Трагедия Второй мировой войны не отрицается, но постоянно соседствует с напоминаниями о советизации балтийских республик. Неразрывно связаны эти вопросы и с положением русскоязычного населения, часть которого протестовала против выхода из СССР, не приняла новые исторические парадигмы, а также оказалась в когорте «неграждан» в Эстонии и Латвии. Другой цвет паспорта объяснялся «незаконностью» въезда в Эстонию и Латвию в советское время, поскольку это было сделано без ведома правительств в изгнании, продолжавших традицию республик до присоединения к СССР. Для приехавших на работу в Эстонскую и Латвийскую ССР и осевших там в советское время монументальные воплощения этой эпохи играли первостепенную роль в самоидентификации и исторической памяти, а иные формы государственного правления рассматривались как враждебные и сепаратистские. Ввиду сопротивления этой значительной части населения историческая политика в Эстонии и Латвии нуждалась в большей поддержке со стороны правительства и значительном финансировании, тогда как в соседней этнически однородной Литве не наблюдается острой нужды в консолидации общества, и политика памяти сосредоточена скорее на противостоянии Польше и Беларуси в контексте своей версии истории Великого княжества Литовского. Тем не менее антикоммунистическая историческая линия остается важнейшим политическим связующим звеном стран Балтии, определяющим их законодательное оформление, историческую преемственность с досоветскими республиками, а также их приоритет евроатлантической интеграции и разрыв связей с Россией.

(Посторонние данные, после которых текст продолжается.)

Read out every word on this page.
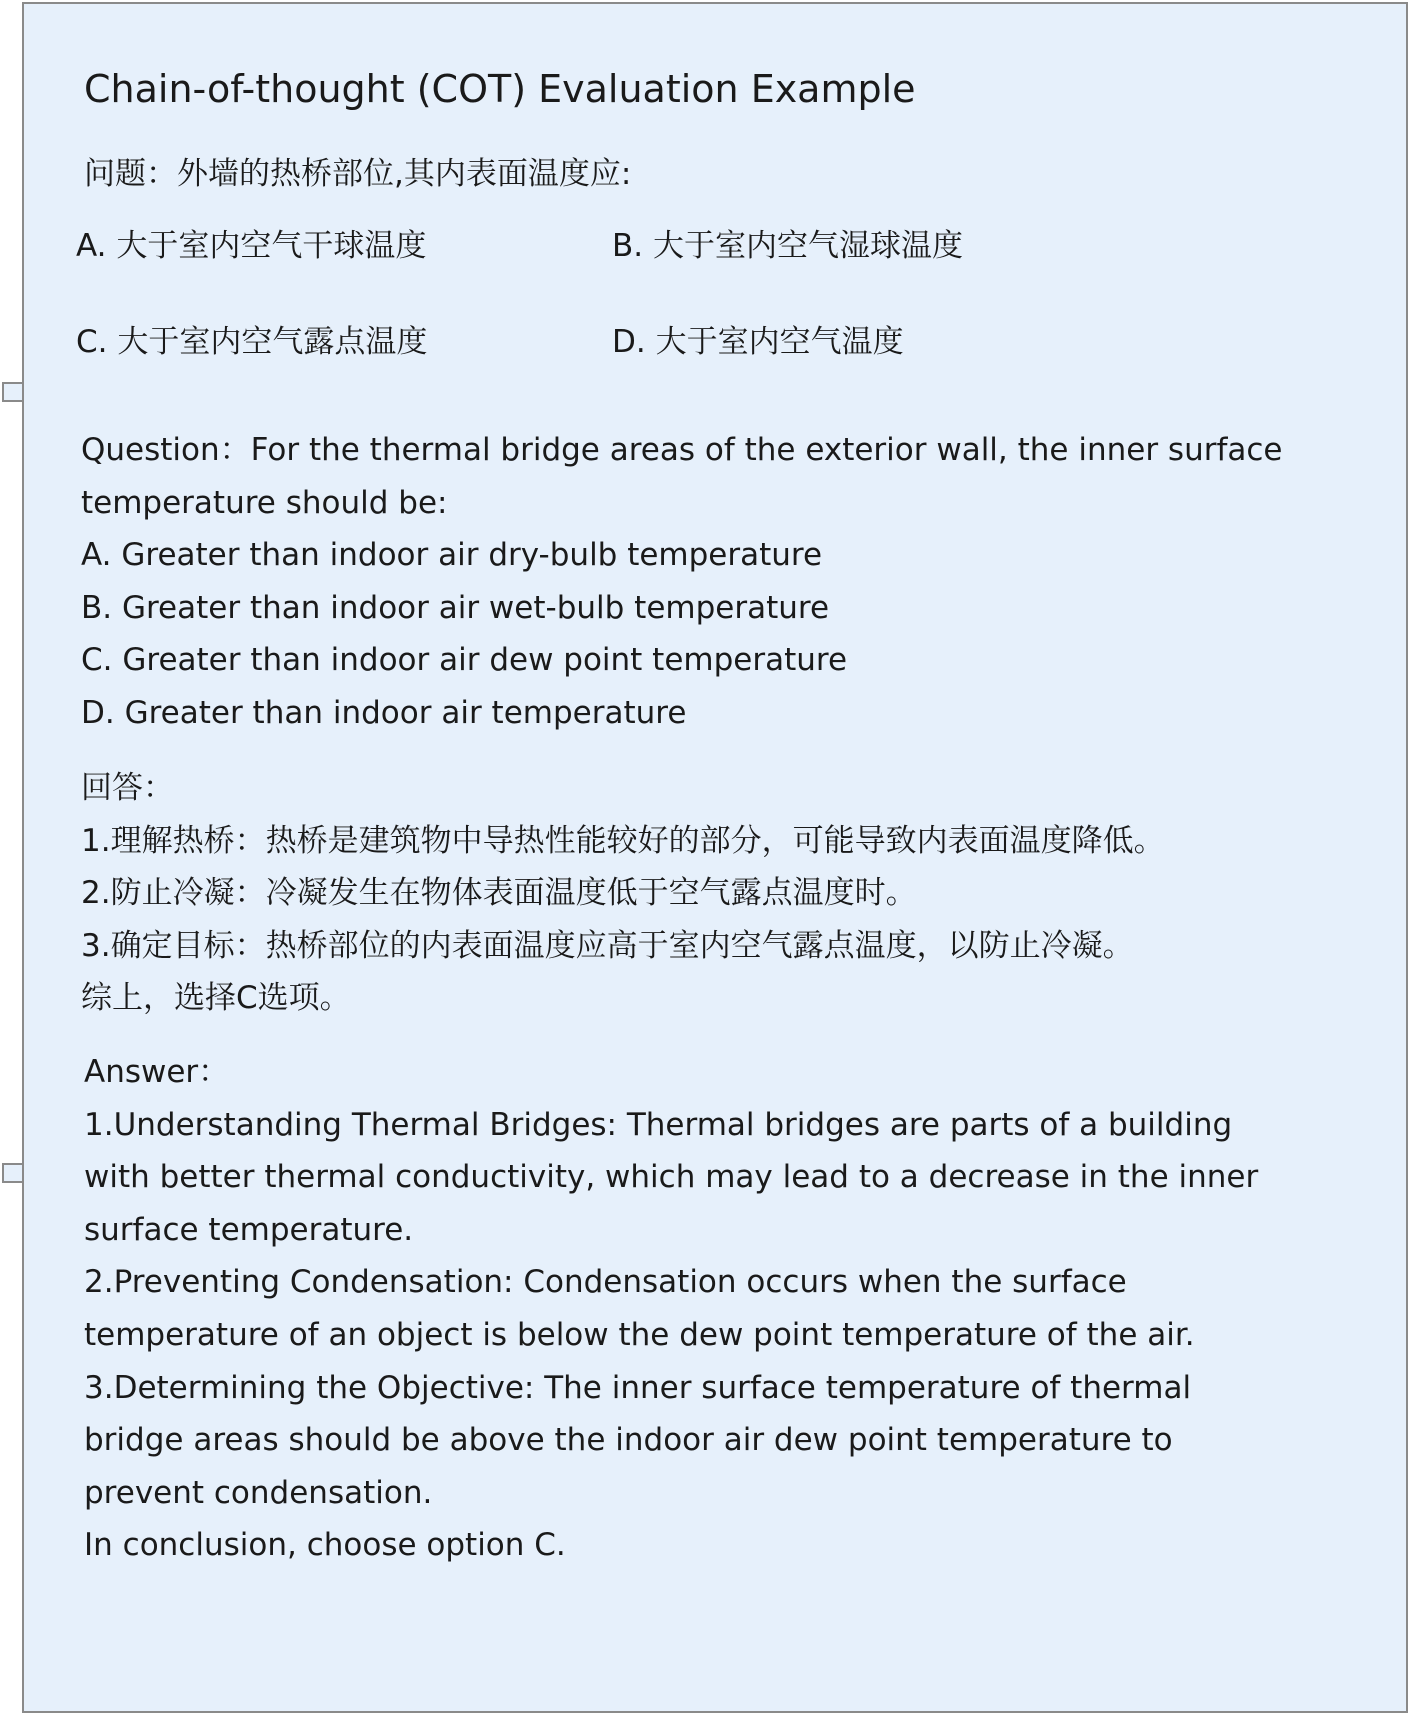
Chain-of-thought (COT) Evaluation Example
问题：外墙的热桥部位,其内表面温度应:
A. 大于室内空气干球温度	B. 大于室内空气湿球温度
C. 大于室内空气露点温度	D. 大于室内空气温度
Question：For the thermal bridge areas of the exterior wall, the inner surface
temperature should be:
A. Greater than indoor air dry-bulb temperature
B. Greater than indoor air wet-bulb temperature
C. Greater than indoor air dew point temperature
D. Greater than indoor air temperature
回答：
1.理解热桥：热桥是建筑物中导热性能较好的部分，可能导致内表面温度降低。
2.防止冷凝：冷凝发生在物体表面温度低于空气露点温度时。
3.确定目标：热桥部位的内表面温度应高于室内空气露点温度，以防止冷凝。
综上，选择C选项。
Answer：
1.Understanding Thermal Bridges: Thermal bridges are parts of a building
with better thermal conductivity, which may lead to a decrease in the inner
surface temperature.
2.Preventing Condensation: Condensation occurs when the surface
temperature of an object is below the dew point temperature of the air.
3.Determining the Objective: The inner surface temperature of thermal
bridge areas should be above the indoor air dew point temperature to
prevent condensation.
In conclusion, choose option C.
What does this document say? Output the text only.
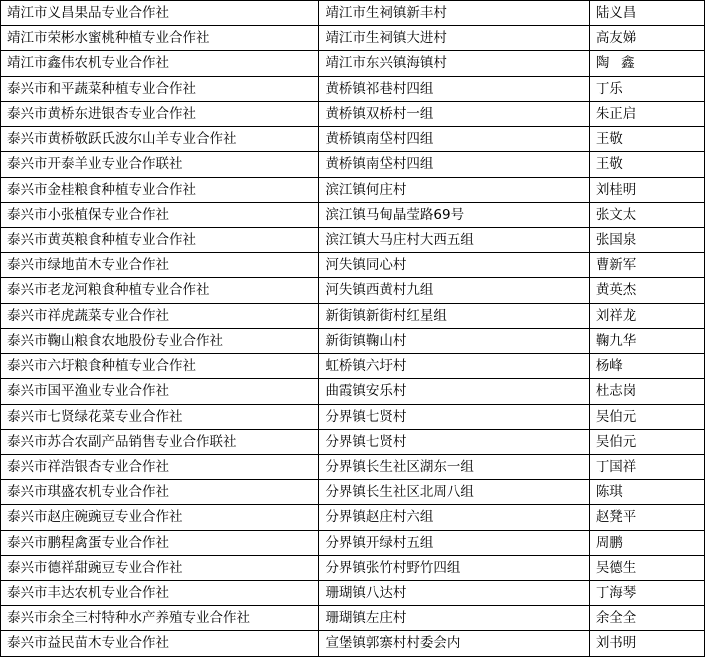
靖江市义昌果品专业合作社	靖江市生祠镇新丰村	陆义昌
靖江市荣彬水蜜桃种植专业合作社	靖江市生祠镇大进村	高友娣
靖江市鑫伟农机专业合作社	靖江市东兴镇海镇村	陶 鑫
泰兴市和平蔬菜种植专业合作社	黄桥镇祁巷村四组	丁乐
泰兴市黄桥东进银杏专业合作社	黄桥镇双桥村一组	朱正启
泰兴市黄桥敬跃氏波尔山羊专业合作社	黄桥镇南垈村四组	王敬
泰兴市开泰羊业专业合作联社	黄桥镇南垈村四组	王敬
泰兴市金桂粮食种植专业合作社	滨江镇何庄村	刘桂明
泰兴市小张植保专业合作社	滨江镇马甸晶莹路69号	张文太
泰兴市黄英粮食种植专业合作社	滨江镇大马庄村大西五组	张国泉
泰兴市绿地苗木专业合作社	河失镇同心村	曹新军
泰兴市老龙河粮食种植专业合作社	河失镇西黄村九组	黄英杰
泰兴市祥虎蔬菜专业合作社	新街镇新街村红星组	刘祥龙
泰兴市鞠山粮食农地股份专业合作社	新街镇鞠山村	鞠九华
泰兴市六圩粮食种植专业合作社	虹桥镇六圩村	杨峰
泰兴市国平渔业专业合作社	曲霞镇安乐村	杜志岗
泰兴市七贤绿花菜专业合作社	分界镇七贤村	吴伯元
泰兴市苏合农副产品销售专业合作联社	分界镇七贤村	吴伯元
泰兴市祥浩银杏专业合作社	分界镇长生社区湖东一组	丁国祥
泰兴市琪盛农机专业合作社	分界镇长生社区北周八组	陈琪
泰兴市赵庄碗豌豆专业合作社	分界镇赵庄村六组	赵凳平
泰兴市鹏程禽蛋专业合作社	分界镇开绿村五组	周鹏
泰兴市德祥甜豌豆专业合作社	分界镇张竹村野竹四组	吴德生
泰兴市丰达农机专业合作社	珊瑚镇八达村	丁海琴
泰兴市余全三村特种水产养殖专业合作社	珊瑚镇左庄村	余全全
泰兴市益民苗木专业合作社	宣堡镇郭寨村村委会内	刘书明
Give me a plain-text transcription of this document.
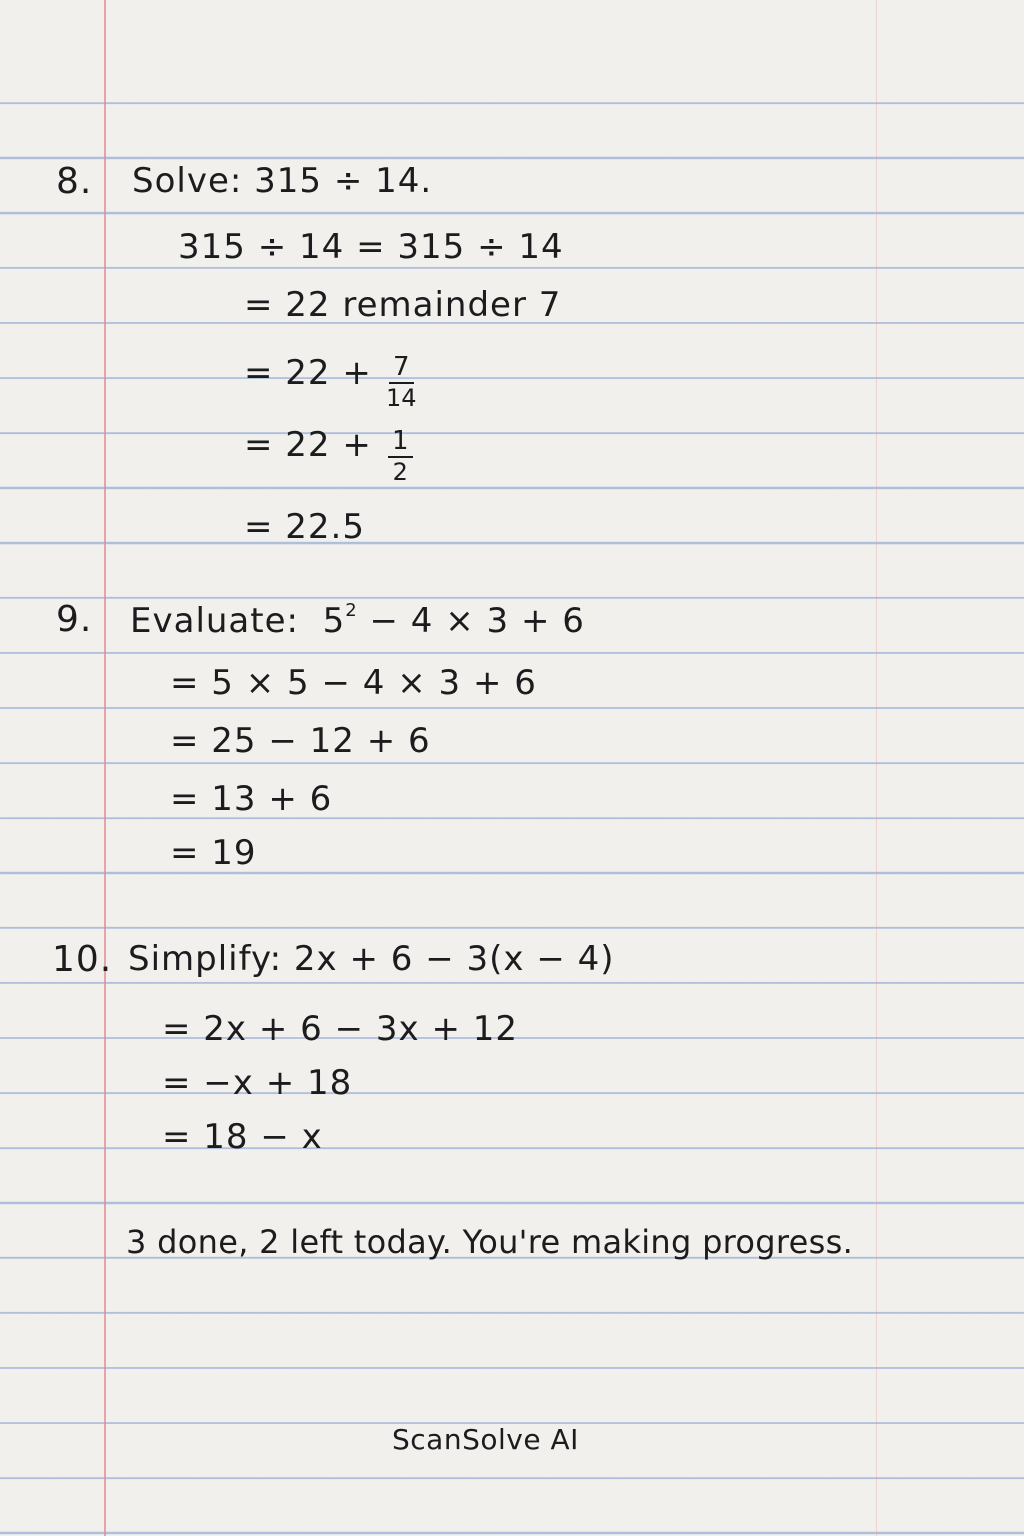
8. Solve: 315 ÷ 14.
315 ÷ 14 = 315 ÷ 14
= 22 remainder 7
= $22 + \frac{7}{14}$
= $22 + \frac{1}{2}$
= 22.5
9. Evaluate: $5^2 - 4 \times 3 + 6$
= 5 × 5 − 4 × 3 + 6
= 25 − 12 + 6
= 13 + 6
= 19
10. Simplify: 2x + 6 − 3(x − 4)
= 2x + 6 − 3x + 12
= −x + 18
= 18 − x
3 done, 2 left today. You're making progress.
ScanSolve AI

Политика памяти балтийской элиты относительно советских памятников во многом зависела от степени конструктивности отношений с Россией, которые сейчас переживают самый сложный этап за всю постсоветскую историю, а также взаимодействия с западными союзниками, которые, признавая факт «советской оккупации», не готовы были принять героизацию личностей и воинских формирований, связанных с Третьим Рейхом. На волне шока от спецоперации на Украине и резкого всплеска антироссийских настроений странам Балтии удалось на законодательном уровне заложить основу для окончательного сноса всех советских монументов, а тренд на обвинения России в фальсификации истории рискует стать уже общеевропейским, о чем говорит принятая в январе 2025 г. резолюция Европарламента с упреками в адрес Москвы в манипуляциях историческими фактами, в том числе относительно пакта Молотова — Риббентропа, для достижения геополитических целей.